My New Friend - A Cesarean Scar
On Friday, March 22, at 10:30am I felt my first contraction. The moment I was waiting for 9 months finally arrived – the start of labor!
Since losing Sage (my daughter) four years ago, one of my dreams was to have a homebirth. And, with this pregnancy I called in the assistance that I felt would help me through this amazing portal.
I called upon one of my blood sisters, MaryAnngeline, who runs retreats with me, to be my grounded anchor.
I called on one of my soul sisters, Alaya, who has helped me heal throughout the years, to be my birth doula.
I called on one of my shamanic sisters, Maìra, who held me during the journey with Sage, to be my midwife.
My partner, Andoni, was still in Greece and we knew he couldn ‘t be here for the birth, so it was just going to be me and my birth team at home.
As the contractions progressed on Friday, my birth team and I were all getting ready to get into the thick of the birthing portal as my labor continued into the night.
I turned inward. I laid down to conserve my energy and through the intensity of every contraction guided oxytocin down my body to be able to deal with the pain in my hips.
That night, without even saying anything to Mary Ann, whenever I would need to hold her hand she was just there. I would squeeze, breathe and focus.
But, alas, into the morning this went, and there was no transition.
Maìra told me once the sun comes up labor goes one of two ways, increases or slows down/stops. Mine pretty much stopped. I went about the day without any contractions.
Then, sundown, the contractions picked up again. This time more intense, and way more pain now, in my right hip specifically. As my birth team was helping guide me, encourage me and support me, the pain in my hip kept growing.
At a certain point that night, Maìra reminded me ‘what I resist, persists”. And, immediately, I had my first psychic vision (when I’m pregnant my psychic visions stop so I can channel just for the baby).
The vision was of me having a c-section! I was SHOCKED and immediately disregarded this vision.

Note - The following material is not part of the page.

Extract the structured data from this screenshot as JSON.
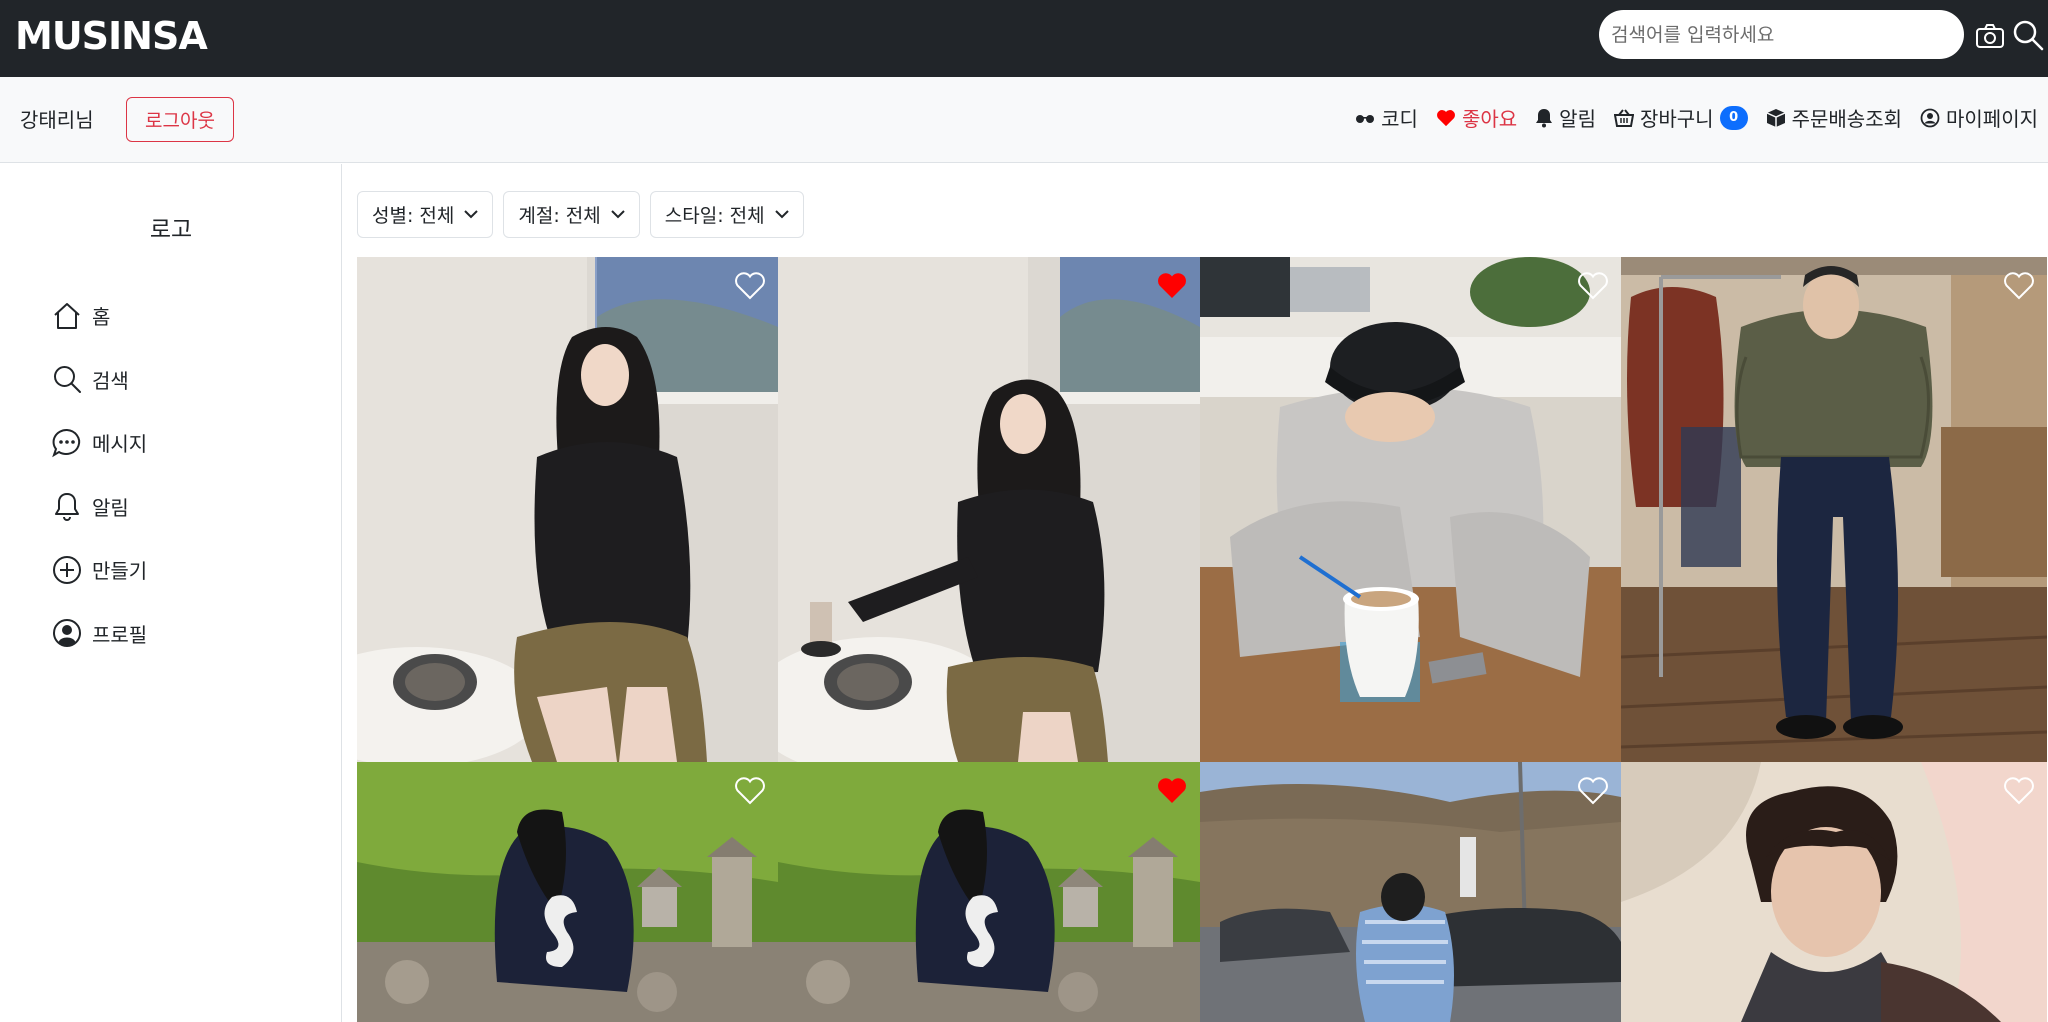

I didn’t say anything to anyone because I didn’t want it to be true. So, we kept going into the night and the next morning. The same thing happened. Sun came up, and labor seemed to stop.
Sun down, contractions commenced, again.
And, now, the pain in my right hip every contraction became excruciating.
Alaya channeled her healing energy to help me heal the pain, and I had relief for a while, but then it came back. And, that’s when I knew this pain was something deeper than energetic/psychological pain.
The fact that I couldn’t find relief from the spot in my body, on a deep level, I knew I couldn’t relax my pelvic bowl to open for the baby to descend.
Out of nowhere, I told my birth team that I want to go to the hospital. And, that’s what we did…after 3 days and 3 nights of laboring at home, I went to the hospital to get an epidural.
All I wanted was to get relief from the pain so that I could birth my baby and the placenta naturally.
But, Spirit and the baby had different plans.
The first epidural I received did not help decrease the pain of my right hip because it was not put in properly. After about 15 hours of laboring with an incorrect epidural, I was screaming from the pain and I was telling them to give me a cesarean because I couldn’t endure the pain anymore. Finally, the hospital team believed me and gave me a new epidural.
Relief. Finally.
I was able to sleep for a couple hours. But, during this whole time at the hospital, I had made no progress. 5 cm every time I was checked. After sleeping a few hours and feeling more relaxed in my right hip, I thought for sure I would be at least 6cm…the look on the doctor’s face said it all, 5cm still.
That wasn’t even the problem, because the hospital was completely on my side with my birth plan and everything that I advocated for. The problem was Dimitri’s heartbeat kept dropping.
Every time the nurse came to increase the medication to start contractions again, his heartbeat would drop.
Intuitively, I knew it was him knowing what was happening and it felt like he was doing it to get me to go in the direction of the cessarean. But, I didn’t want that.
But, when his heartbeat dropped to 40 bpm, I knew it was time to surrender completely what I wanted and get him out.
So, away we went into surgery.
If it wasn’t for my sister, Mary Ann, holding my shoulders and breathing with me in surgery, I don’t know how I would have gone through it without freaking out.
It’s intense.
And, it’s not what I wanted, per se, but it also gave me what I wanted, my baby in my arms.
Hearing the doctor say “look at all that hair”, and then to hear his little cry was the best feeling!
He made it at 5am on Tuesday morning!
So, for me, as I am slowly recovering and finally started to move easier, I am developing a new relationship with my cesarean scar.
Even as I’ve started to do physical asana, I am realizing the gift of the scar.
The birth portal that was created to bring Dimitri here is my new friend.
In shamanism, I would consider the scar my ally. She assisted in this most sacred rite of passage that I know in my heart had to be the way it all unfolded for reasons that I may never truly understand. Because I wasn’t the only one involved in the process. It was Dimitri’s process just as much as my own. For whatever reason/s, I truly know in my heart this is how he wanted to be born.
So, I thank my new friend and ally for one of the most sacred experiences I’ve ever had.